Not All Advice Will Work For You

I've taken advice from just about everybody who looks remotely successful, or who might be successful, or who should be successful according to societal standards in this my native land, the U.S. of A. If one is stuck or does not know where to go or what to do, taking advice is a fine method of finding one's way again.

Just don't count on the advice being sound because of the source's quality. Advice doesn't always age well. I've lost time, money, and opportunities on "conventional wisdom" I've been passed along by trusted sources for whom the practices worked approximately forty years ago.

So, I've learned to ask advisors when this action they're advocating worked for them. I have been trusting my elders on various pieces of advice in fields that have changed a lot, and the elders have not kept up to date on the fields in which the advice is applied.

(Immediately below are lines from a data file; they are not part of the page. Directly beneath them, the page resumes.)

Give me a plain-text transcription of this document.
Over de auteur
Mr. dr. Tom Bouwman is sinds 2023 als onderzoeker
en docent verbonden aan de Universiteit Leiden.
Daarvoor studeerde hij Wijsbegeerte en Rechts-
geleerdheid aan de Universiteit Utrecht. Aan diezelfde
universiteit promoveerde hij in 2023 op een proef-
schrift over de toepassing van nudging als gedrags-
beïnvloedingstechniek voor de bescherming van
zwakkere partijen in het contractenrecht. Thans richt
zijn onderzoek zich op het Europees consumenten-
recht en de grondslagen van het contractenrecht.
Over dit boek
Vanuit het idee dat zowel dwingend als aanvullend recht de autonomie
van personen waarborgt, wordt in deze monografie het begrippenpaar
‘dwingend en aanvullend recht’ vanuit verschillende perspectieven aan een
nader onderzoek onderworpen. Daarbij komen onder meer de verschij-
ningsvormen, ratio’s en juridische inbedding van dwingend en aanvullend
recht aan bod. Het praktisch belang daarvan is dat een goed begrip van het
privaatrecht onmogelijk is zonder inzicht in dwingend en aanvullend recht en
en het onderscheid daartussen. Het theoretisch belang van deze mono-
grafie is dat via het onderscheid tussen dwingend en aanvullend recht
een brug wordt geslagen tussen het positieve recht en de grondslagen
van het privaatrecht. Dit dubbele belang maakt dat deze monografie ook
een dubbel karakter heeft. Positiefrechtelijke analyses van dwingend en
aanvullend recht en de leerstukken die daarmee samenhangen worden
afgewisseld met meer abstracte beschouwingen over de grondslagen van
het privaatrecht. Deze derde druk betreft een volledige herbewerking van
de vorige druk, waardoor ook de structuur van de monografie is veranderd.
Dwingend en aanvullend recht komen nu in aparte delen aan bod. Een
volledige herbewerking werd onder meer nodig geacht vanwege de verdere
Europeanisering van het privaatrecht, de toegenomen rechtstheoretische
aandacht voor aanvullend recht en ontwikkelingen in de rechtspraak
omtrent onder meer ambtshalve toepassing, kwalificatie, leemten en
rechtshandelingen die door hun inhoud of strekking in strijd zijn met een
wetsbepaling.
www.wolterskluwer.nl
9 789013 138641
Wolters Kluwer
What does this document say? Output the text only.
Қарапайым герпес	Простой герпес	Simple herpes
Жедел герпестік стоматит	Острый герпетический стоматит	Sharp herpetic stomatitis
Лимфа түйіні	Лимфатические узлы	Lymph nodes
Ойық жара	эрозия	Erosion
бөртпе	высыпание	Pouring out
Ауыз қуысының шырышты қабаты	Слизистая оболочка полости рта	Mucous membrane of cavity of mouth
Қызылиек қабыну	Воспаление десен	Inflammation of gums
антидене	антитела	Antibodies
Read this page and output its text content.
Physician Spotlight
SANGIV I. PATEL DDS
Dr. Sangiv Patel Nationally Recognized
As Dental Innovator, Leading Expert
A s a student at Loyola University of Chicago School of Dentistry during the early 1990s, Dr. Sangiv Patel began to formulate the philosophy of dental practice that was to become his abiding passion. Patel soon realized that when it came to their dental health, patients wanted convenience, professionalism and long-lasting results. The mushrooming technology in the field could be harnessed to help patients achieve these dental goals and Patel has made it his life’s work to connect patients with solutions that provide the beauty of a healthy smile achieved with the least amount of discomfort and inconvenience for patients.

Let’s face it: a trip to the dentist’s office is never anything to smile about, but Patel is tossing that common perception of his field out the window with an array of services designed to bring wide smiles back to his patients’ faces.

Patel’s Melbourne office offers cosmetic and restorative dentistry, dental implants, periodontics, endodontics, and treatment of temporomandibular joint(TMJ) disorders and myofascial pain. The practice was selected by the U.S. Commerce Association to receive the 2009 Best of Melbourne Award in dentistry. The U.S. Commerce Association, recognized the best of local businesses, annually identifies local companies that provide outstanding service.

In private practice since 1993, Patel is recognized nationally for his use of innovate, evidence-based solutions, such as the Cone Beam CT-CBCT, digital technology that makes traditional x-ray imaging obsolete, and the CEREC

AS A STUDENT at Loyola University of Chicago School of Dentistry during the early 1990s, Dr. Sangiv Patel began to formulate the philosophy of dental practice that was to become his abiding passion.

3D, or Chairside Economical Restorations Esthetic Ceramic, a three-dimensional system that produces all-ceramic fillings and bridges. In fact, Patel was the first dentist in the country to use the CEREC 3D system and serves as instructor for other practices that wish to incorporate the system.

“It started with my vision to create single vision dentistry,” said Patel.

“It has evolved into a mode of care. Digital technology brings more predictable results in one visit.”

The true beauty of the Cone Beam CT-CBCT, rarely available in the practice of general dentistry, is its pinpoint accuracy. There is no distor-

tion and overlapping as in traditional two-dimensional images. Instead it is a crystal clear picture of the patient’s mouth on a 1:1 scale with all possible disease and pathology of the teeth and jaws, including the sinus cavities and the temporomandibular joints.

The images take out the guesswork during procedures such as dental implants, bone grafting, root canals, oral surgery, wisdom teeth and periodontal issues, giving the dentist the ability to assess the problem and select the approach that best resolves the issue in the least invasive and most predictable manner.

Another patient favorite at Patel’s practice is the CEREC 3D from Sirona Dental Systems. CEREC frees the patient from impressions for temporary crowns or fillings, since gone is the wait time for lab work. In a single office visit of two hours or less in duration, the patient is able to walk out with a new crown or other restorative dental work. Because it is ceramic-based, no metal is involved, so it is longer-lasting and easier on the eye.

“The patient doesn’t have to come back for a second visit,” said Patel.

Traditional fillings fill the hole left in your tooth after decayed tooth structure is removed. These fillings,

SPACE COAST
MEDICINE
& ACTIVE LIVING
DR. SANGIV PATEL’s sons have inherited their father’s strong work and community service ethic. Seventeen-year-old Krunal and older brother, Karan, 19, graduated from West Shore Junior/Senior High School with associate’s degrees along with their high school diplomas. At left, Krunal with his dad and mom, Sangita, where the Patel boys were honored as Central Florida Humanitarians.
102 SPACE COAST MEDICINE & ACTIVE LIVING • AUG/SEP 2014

Example: Other homeowners convinced the spouse and I that "houses always appreciate (increase in worth) over time." Worse, everywhere we asked and the most reliable places we read (including economics textbooks, I felt so betrayed) said "Buy a house, it's a no-risk investment!" This might've been true fifty years ago, but it's in no way true today. Our house lost a lot of value due to various factors, and we're not making enough on the sale to put a down payment a new one. So much for that guarantee!

Also, it may also be important to take the confident delivery of advice as a warning sign. When I encounter a phrase like "everybody knows this, this is how it always has been, I have always been told," etc., I've learned to ignore that confident tone and examine the advice more closely.

And I haven't even touched on all of the writing advice I should never have taken because it was written for typical literary fiction authors, and those people are about as far away from me and my work as it's possible to get. Trust no one. Check your sources' currency, and keep in mind that they may not really understand your specific predicament, even if they sound like they do! It might save you some time and sanity.